Norah Lange y Oliverio Girondo: Una aplanadora para Georgie
Edwin Williamson, autor de la biografía “Borges, una vida”, señala que una de las razones por las que Jorge Luis Borges abandonó el ultraísmo fue el rechazo amoroso de la poeta Norah Lange. En 1925 Georgie hizo el prólogo de “La calle de la tarde”, el primer poemario de la peliroja, en un arranque de coquetería reforzado por visitas regulares a la casa de las señoritas Lange o cueva vinkinga, como él la llamó, con mucho espanto, años después.
La inocente estratagema del autor de “Otras inquisiciones” se derrumbó cuando apareció otro poeta llamado Oliverio Girondo: Norah se enamoró de él y, poco tiempo después, se hizo su esposa y formaron una de las parejas más conocidas del mundillo literario de Buenos Aires.

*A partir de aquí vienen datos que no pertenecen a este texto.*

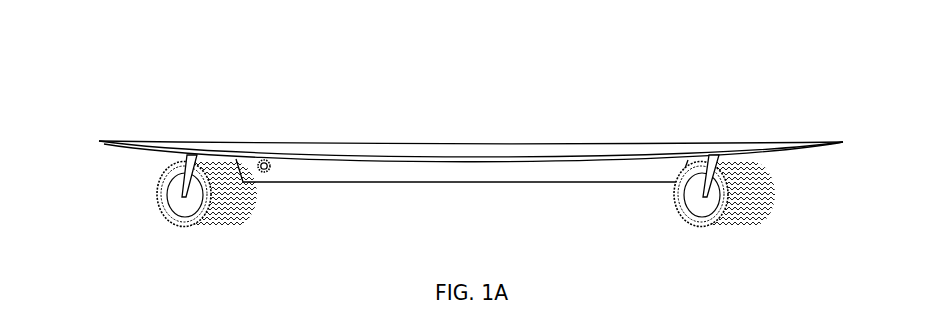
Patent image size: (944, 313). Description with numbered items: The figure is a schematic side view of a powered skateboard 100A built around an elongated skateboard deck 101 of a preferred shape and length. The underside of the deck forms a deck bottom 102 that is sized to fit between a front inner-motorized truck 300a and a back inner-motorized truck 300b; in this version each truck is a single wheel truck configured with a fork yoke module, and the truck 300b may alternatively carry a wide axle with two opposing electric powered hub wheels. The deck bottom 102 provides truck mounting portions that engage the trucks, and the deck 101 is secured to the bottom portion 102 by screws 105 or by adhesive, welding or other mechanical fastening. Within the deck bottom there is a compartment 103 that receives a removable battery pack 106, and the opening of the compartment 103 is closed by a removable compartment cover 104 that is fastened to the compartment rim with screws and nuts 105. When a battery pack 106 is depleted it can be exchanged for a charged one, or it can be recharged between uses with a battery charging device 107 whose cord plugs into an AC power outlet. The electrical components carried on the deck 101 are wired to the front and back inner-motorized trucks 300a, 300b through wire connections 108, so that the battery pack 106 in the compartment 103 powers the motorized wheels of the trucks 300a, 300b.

The powered skateboard 100A is at (156, 80).
The skateboard deck 101 is at (487, 148).
The deck bottom 102 is at (462, 194).
The compartment 103 is at (462, 194).
The removable compartment cover 104 is at (462, 194).
The screws 105 is at (178, 154).
The battery pack 106 is at (462, 194).
The battery charging device 107 is at (427, 175).
The wire connections 108 is at (264, 172).
The fork yoke module truck 300a is at (184, 198).
The inner-motorized truck 300b is at (705, 198).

Entre los hombres las distancias fueron aún más grandes; mientras Borges era un tímido tipo a cuyo sentido del humor lo trasuntaba la amargura de los abatidos, Girondo hacía “locuras” equiparables a las de las más animosas estrellas del rock aparecidas tres décadas después.

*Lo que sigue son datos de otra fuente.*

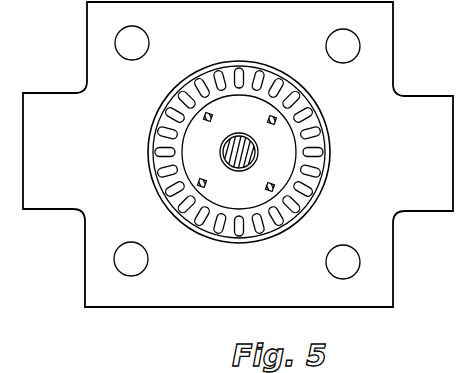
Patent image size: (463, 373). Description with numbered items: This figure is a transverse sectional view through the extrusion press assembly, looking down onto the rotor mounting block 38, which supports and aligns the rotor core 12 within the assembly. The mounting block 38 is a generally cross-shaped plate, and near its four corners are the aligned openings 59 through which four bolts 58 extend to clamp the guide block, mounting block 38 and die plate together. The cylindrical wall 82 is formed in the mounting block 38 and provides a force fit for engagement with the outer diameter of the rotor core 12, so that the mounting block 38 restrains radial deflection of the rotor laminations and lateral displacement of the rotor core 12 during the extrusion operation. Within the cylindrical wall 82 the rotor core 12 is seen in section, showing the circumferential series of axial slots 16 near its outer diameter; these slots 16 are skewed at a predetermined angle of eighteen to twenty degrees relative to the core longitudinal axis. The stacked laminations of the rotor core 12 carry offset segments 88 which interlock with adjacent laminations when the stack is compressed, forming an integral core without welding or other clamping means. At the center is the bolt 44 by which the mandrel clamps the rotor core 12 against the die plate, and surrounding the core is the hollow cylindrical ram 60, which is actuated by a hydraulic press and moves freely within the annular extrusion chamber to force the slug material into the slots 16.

The rotor core 12 is at (334, 168).
The axial slots 16 is at (293, 97).
The rotor mounting block 38 is at (368, 294).
The bolt 44 is at (258, 153).
The bolts 58 is at (247, 151).
The openings 59 is at (128, 60).
The ram 60 is at (323, 184).
The cylindrical wall 82 is at (201, 64).
The offset segments 88 is at (268, 120).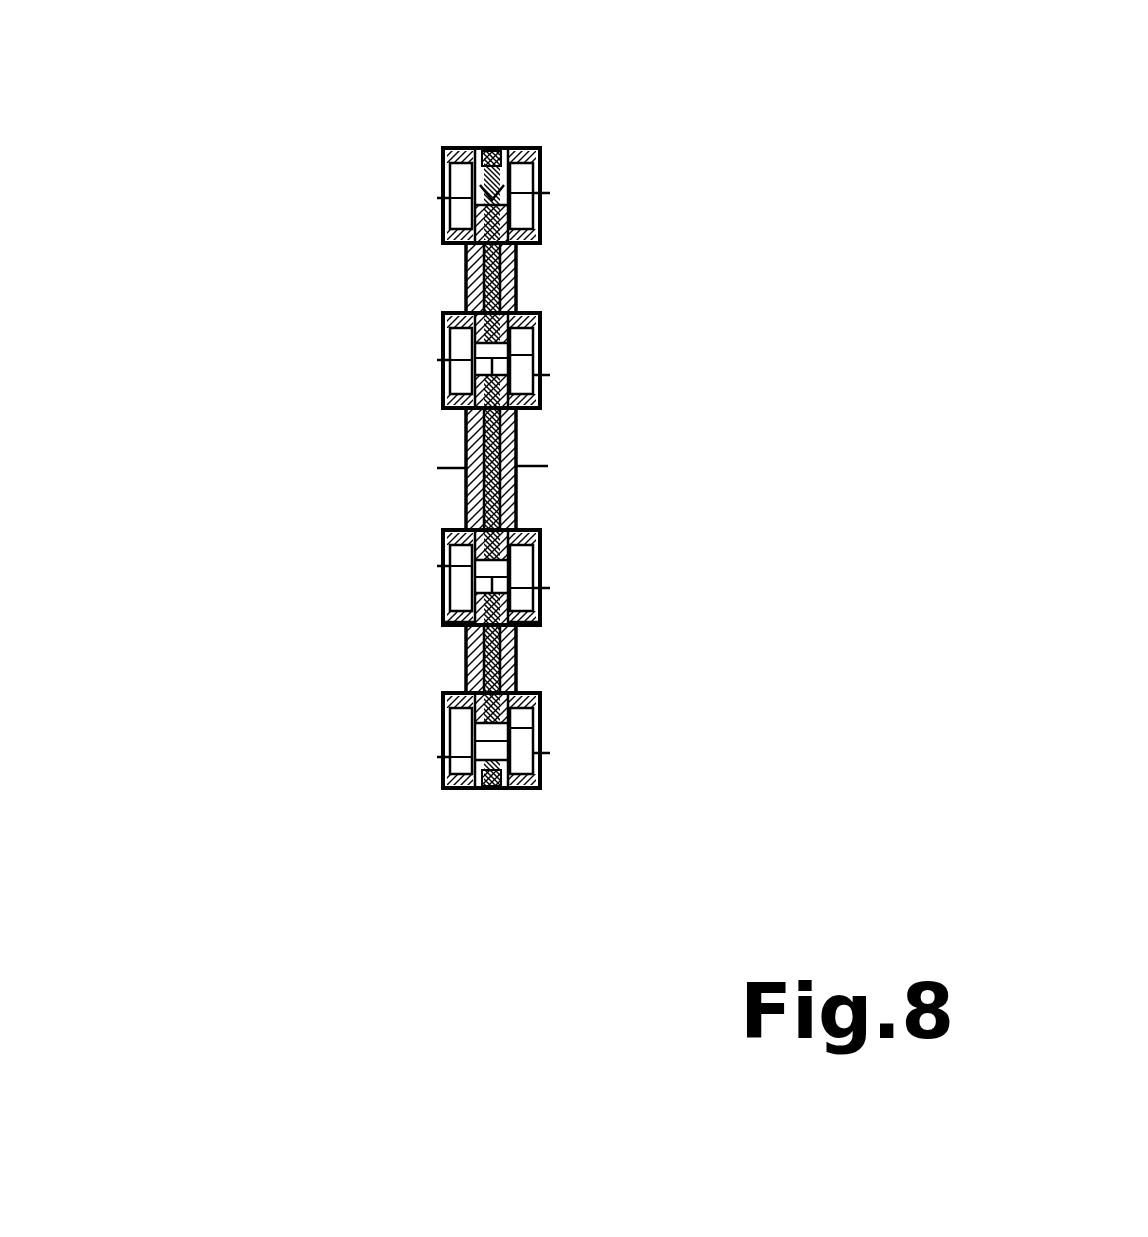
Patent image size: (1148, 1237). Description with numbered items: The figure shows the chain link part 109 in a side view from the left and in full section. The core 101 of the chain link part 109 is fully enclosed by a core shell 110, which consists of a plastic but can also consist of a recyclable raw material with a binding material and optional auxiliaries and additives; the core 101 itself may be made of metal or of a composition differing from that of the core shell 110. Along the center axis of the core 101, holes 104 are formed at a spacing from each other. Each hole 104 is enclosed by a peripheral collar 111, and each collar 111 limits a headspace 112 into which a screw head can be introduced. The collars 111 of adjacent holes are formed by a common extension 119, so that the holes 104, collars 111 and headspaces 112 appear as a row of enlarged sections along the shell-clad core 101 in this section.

The core 101 is at (465, 455).
The hole 104 is at (545, 193).
The chain link part 109 is at (320, 409).
The core shell 110 is at (462, 290).
The peripheral collar 111 is at (543, 620).
The headspace 112 is at (545, 375).
The common extension 119 is at (497, 148).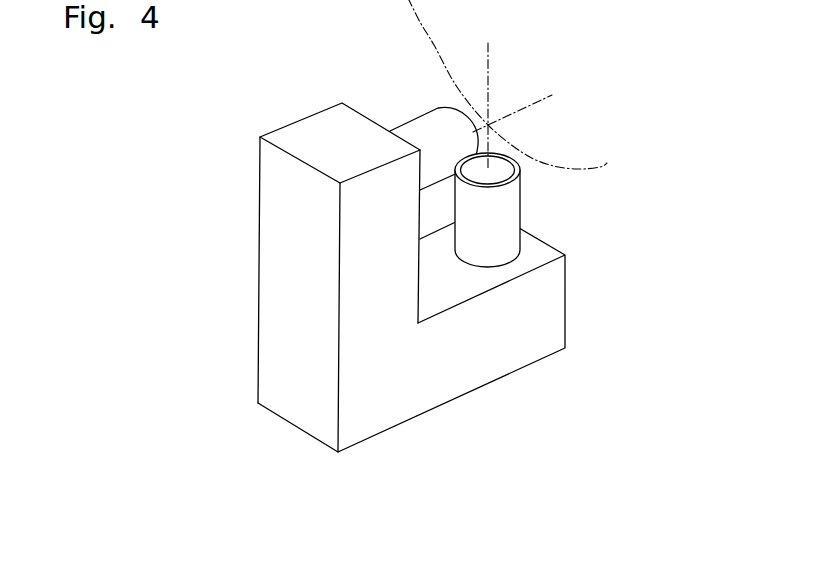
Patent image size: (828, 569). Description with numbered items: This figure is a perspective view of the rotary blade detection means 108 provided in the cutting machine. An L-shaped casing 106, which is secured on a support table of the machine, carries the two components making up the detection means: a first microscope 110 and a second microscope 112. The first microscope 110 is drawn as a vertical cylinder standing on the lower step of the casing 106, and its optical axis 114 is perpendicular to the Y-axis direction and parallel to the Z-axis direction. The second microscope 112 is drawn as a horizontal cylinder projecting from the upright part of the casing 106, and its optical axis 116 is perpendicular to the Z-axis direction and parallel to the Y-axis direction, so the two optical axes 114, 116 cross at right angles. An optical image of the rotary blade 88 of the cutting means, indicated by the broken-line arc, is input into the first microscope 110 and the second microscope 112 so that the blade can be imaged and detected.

Basta con escuchar la voz de Girondo para entender por Lange optó por irse con él. Su tono es un huracán comparado con el timbre asmático de Borges, siempre a punto de desmoronarse o de clamar por su mami. Cuando tuve la ocasión de escuchar en la voz de Girondo recitando sus poemas y confrontarlo con una conferencia de Georgie sobre Dante, un amigo me dijo que nunca había sentido a Borges tan pusilánime y pequeño. En el rostro de mi amigo se vislumbraba un rictus de revancha al saber que el urdidor de El Aleph era un hombre con imperfecciones que, al menos en su escaso atractivo para con las mujeres, se acercaba a nosotros:
Explicar el cambio o desarrollo en la obra de Borges a través de su revés sentimental, como lo hizo Williamson, supone contraponer al escritor y su entorno, los construye como entidades rígidas y cerradas en disputa de cada uno de los enunciados aparecidos en una página, empobreciendo así una relación que tiene el potencial de resignificar, si se la vislumbra en su dinámica, la noción de autor y de individuo.

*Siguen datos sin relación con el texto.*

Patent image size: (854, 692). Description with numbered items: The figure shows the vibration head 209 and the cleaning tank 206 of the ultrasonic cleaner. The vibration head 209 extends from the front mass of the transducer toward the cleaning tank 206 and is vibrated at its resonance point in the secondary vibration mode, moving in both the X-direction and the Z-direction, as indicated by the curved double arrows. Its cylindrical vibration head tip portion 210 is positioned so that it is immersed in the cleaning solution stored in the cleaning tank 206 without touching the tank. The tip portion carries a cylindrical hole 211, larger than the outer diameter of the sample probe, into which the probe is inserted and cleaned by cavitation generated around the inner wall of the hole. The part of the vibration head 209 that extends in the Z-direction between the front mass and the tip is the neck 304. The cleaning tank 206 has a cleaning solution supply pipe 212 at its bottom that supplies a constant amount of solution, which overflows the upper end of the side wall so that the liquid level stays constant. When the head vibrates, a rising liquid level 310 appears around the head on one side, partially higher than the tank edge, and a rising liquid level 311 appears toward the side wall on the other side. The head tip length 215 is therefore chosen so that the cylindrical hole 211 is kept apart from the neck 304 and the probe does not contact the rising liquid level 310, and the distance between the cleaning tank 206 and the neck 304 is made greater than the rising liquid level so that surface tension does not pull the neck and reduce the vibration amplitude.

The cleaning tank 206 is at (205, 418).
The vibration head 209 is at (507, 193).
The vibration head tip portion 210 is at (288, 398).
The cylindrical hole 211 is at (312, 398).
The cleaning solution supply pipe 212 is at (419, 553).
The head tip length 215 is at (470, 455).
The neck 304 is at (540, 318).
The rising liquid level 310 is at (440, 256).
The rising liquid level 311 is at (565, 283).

Cuando Borges contaba con diez años de edad intentó las primeras traducciones de Wilde y, seguramente, se topó con el conocido cuento El Ruiseñor y la rosa cuyo desenlace se da cuando un joven le entrega una portentosa rosa a la chica con la que quiere ir al baile y ella lo rechaza; el joven concluye que el amor es una tontería y parte a su habitación, abre un polvoriento libro y se pone a leer. Quizá Georgie prefiguró su fracaso sentimental desde que acabó de leer ese relato y sólo debió finiquitarlo con el nombre de Norah, erigiéndose, finalmente, su pretexto para que, de una de una vez por todas, se consolidara esa biblioteca, a veces imaginada y siempre infinita, de la que brotaron sus relatos y cavilaciones.
La labor del biógrafo, como la de los investigadores de homicidios, es indicial, sus conclusiones son hipótesis basadas en rastros. La construida por Williamson, pese a sus liviandades y facilismos, sirve para referir uno de los momentos en que Borges dejó de ser un escritor inexpugnable y se convirtió un hombre fracasado; el fracaso, lo acerca a muchos que lo ven como un viejo soberbio y ajeno a las caídas cotidianas que nos envejecen y se instalan en nosotros hasta convertirse en material primigenio de nuestro miedo a perecer.